Сокращение имеющихся у общества ресурсов и уменьшение питаемых им надежд при всей своей болезненности объективно требует значительно большего внутреннего равенства и, соответственно, демократии, действенно ограничивающей естественное желание либералов передать ограниченные ресурсы «наиболее эффективным» собственникам и менеджерам.

Ныне уже практически забытые протесты в Гонконге, насколько можно судить, в значительной степени выразили стремление либерального клана китайского руководства взять реванш за политическое поражение, но, как и предпринятая в 1989 году на Тяньаньмэнь схожая по своему духу (хотя и с совершенно иными внешне— и внутриполитическими последствиями) попытка, оказались не в силах не то что изменить, но даже существенно скорректировать направленность развития Китая.

Тем не менее, насколько можно судить в настоящее время, для сдерживания естественно порождаемых в целом успешным социально-экономическим развитием общества либеральных устремлений частичной демократизации совершенно недостаточно. Более того, по вполне объективным причинам жизненно необходимо усиливать общий контроль за обществом. Китай, в отличие от США и Евросоюза, в настоящее время все еще не наладил всеобъемлющую систему косвенного контроля за общественным сознанием. Поэтому ужесточаться неминуемо будет прямой контроль, который, в отличие от косвенного, неизбежно ощущается людьми, особенно творческими и образованными, и всегда воспринимается ими весьма болезненно: как ограничение неотъемлемых свобод личности (пусть даже и сознающей, что ограничение ее свобод осуществляется не по произволу, а в насущных интересах общества).

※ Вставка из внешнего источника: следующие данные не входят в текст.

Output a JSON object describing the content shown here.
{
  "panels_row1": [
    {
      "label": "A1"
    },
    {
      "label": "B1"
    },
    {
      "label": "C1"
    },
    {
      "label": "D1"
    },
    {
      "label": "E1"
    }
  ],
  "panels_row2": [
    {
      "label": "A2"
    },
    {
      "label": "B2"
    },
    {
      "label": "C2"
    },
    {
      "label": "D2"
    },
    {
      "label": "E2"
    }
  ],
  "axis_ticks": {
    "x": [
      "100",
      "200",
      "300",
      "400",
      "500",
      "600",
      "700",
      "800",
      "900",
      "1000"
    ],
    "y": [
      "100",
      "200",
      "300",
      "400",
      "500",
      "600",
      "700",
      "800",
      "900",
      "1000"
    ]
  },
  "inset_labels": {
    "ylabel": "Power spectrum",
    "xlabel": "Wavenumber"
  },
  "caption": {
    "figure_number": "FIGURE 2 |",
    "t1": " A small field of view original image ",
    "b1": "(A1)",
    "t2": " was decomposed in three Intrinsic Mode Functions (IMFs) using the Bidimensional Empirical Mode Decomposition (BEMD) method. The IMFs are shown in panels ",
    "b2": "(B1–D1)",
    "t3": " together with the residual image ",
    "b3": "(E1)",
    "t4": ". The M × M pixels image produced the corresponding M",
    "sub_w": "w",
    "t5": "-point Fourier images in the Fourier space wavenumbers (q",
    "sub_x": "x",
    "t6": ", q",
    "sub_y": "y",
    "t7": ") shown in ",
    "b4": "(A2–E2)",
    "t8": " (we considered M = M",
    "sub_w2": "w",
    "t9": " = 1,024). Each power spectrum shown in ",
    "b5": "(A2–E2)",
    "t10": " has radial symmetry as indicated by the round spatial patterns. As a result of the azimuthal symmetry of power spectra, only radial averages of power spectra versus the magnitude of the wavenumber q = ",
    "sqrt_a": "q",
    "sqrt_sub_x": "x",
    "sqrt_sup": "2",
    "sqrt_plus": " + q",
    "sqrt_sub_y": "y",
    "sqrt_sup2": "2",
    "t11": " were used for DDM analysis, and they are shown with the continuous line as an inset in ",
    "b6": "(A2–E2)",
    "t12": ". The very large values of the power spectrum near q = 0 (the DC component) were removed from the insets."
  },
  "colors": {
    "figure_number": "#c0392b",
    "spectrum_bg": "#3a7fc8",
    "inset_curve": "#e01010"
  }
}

Помимо естественных социально-политических напряжений, это, как представляется, весьма серьезно затруднит организацию массового свободного творчества, которой китайское руководство со свойственными ему тщательностью и старанием занимается еще с начала 2000-х годов. Разумеется, не в силу каких бы то ни было сентиментальных соображений, а по сугубо прагматическим причинам: именно такое творчество в современных условиях является категорически необходимой предпосылкой реальной борьбы за лидерство в постиндустриальной экономике. Между тем коллективистская культура Китая (как и ряда других стран Азии) по самой своей природе весьма последовательно отторгает творчество и творцов, хоть и благоприятствует изощренному копированию и улучшению уже достигнутых и общественно признанных результатов.

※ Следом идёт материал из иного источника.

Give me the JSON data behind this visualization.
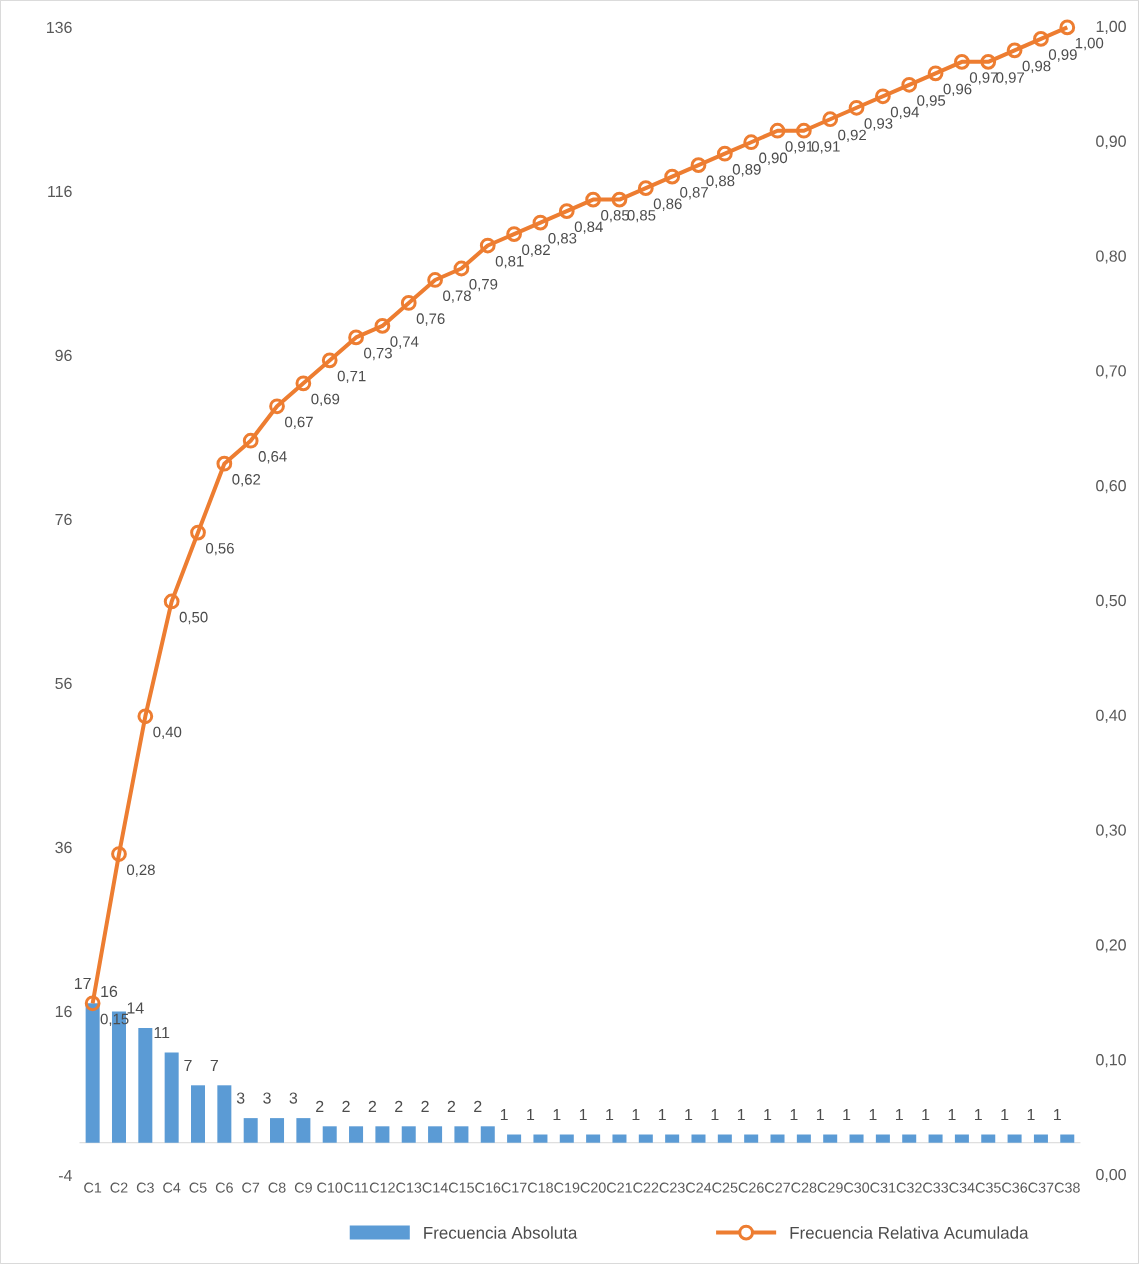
{
  "chart_data": {
    "type": "bar",
    "categories": [
      "C1",
      "C2",
      "C3",
      "C4",
      "C5",
      "C6",
      "C7",
      "C8",
      "C9",
      "C10",
      "C11",
      "C12",
      "C13",
      "C14",
      "C15",
      "C16",
      "C17",
      "C18",
      "C19",
      "C20",
      "C21",
      "C22",
      "C23",
      "C24",
      "C25",
      "C26",
      "C27",
      "C28",
      "C29",
      "C30",
      "C31",
      "C32",
      "C33",
      "C34",
      "C35",
      "C36",
      "C37",
      "C38"
    ],
    "series": [
      {
        "name": "Frecuencia Absoluta",
        "color": "#5b9bd5",
        "values": [
          17,
          16,
          14,
          11,
          7,
          7,
          3,
          3,
          3,
          2,
          2,
          2,
          2,
          2,
          2,
          2,
          1,
          1,
          1,
          1,
          1,
          1,
          1,
          1,
          1,
          1,
          1,
          1,
          1,
          1,
          1,
          1,
          1,
          1,
          1,
          1,
          1,
          1
        ],
        "value_labels": [
          "17",
          "16",
          "14",
          "11",
          "7",
          "7",
          "3",
          "3",
          "3",
          "2",
          "2",
          "2",
          "2",
          "2",
          "2",
          "2",
          "1",
          "1",
          "1",
          "1",
          "1",
          "1",
          "1",
          "1",
          "1",
          "1",
          "1",
          "1",
          "1",
          "1",
          "1",
          "1",
          "1",
          "1",
          "1",
          "1",
          "1",
          "1"
        ]
      },
      {
        "name": "Frecuencia Relativa Acumulada",
        "type": "line",
        "axis": "y2",
        "color": "#ed7d31",
        "marker": "circle",
        "values": [
          0.15,
          0.28,
          0.4,
          0.5,
          0.56,
          0.62,
          0.64,
          0.67,
          0.69,
          0.71,
          0.73,
          0.74,
          0.76,
          0.78,
          0.79,
          0.81,
          0.82,
          0.83,
          0.84,
          0.85,
          0.85,
          0.86,
          0.87,
          0.88,
          0.89,
          0.9,
          0.91,
          0.91,
          0.92,
          0.93,
          0.94,
          0.95,
          0.96,
          0.97,
          0.97,
          0.98,
          0.99,
          1.0
        ],
        "value_labels": [
          "0,15",
          "0,28",
          "0,40",
          "0,50",
          "0,56",
          "0,62",
          "0,64",
          "0,67",
          "0,69",
          "0,71",
          "0,73",
          "0,74",
          "0,76",
          "0,78",
          "0,79",
          "0,81",
          "0,82",
          "0,83",
          "0,84",
          "0,85",
          "0,85",
          "0,86",
          "0,87",
          "0,88",
          "0,89",
          "0,90",
          "0,91",
          "0,91",
          "0,92",
          "0,93",
          "0,94",
          "0,95",
          "0,96",
          "0,97",
          "0,97",
          "0,98",
          "0,99",
          "1,00"
        ]
      }
    ],
    "ylim": [
      -4,
      136
    ],
    "yticks": [
      -4,
      16,
      36,
      56,
      76,
      96,
      116,
      136
    ],
    "y2lim": [
      0,
      1
    ],
    "y2ticks": [
      {
        "value": 0,
        "label": "0,00"
      },
      {
        "value": 0.1,
        "label": "0,10"
      },
      {
        "value": 0.2,
        "label": "0,20"
      },
      {
        "value": 0.3,
        "label": "0,30"
      },
      {
        "value": 0.4,
        "label": "0,40"
      },
      {
        "value": 0.5,
        "label": "0,50"
      },
      {
        "value": 0.6,
        "label": "0,60"
      },
      {
        "value": 0.7,
        "label": "0,70"
      },
      {
        "value": 0.8,
        "label": "0,80"
      },
      {
        "value": 0.9,
        "label": "0,90"
      },
      {
        "value": 1.0,
        "label": "1,00"
      }
    ],
    "legend": "bottom",
    "grid": false
  }
}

Задача организации в Китае массового созидательного творчества (в первую очередь, разумеется, научно-технологического), возможно, в принципе не поддается решению, так как общество не в силах существенно изменить свою собственную культуру даже при осознаваемой им крайней необходимости. Однако объективная потребность в ужесточении контроля за деятельностью людей для более равномерного распределения имеющихся в каждый момент ресурсов (а социальное неравенство в Китае давно достигло американского уровня) еще более усложняет ее.

Потребность решить крайне трудную задачу, одновременно лишая себя необходимых для этого социальных ресурсов, естественным образом порождает колоссальное внутреннее напряжение, причем в Китае оно усиливается психолого-демографическим фактором, вызванным сочетанием национальной культуры с решительными реформами недалекого прошлого.

Жесткое ограничение рождаемости в крестьянской культуре, воспринимающей рождение девочки как несчастье, привело к огромному перекосу в пользу рождения мальчиков. Уже сейчас как минимум несколько десятков миллионов молодых китайцев физически лишены возможности найти себе какую бы то ни было жену, что объективно весьма существенно повышает уровень внутренней агрессии в обществе. Отмена этого правила приведет к росту рождаемости и усилению нагрузки на окружающую среду.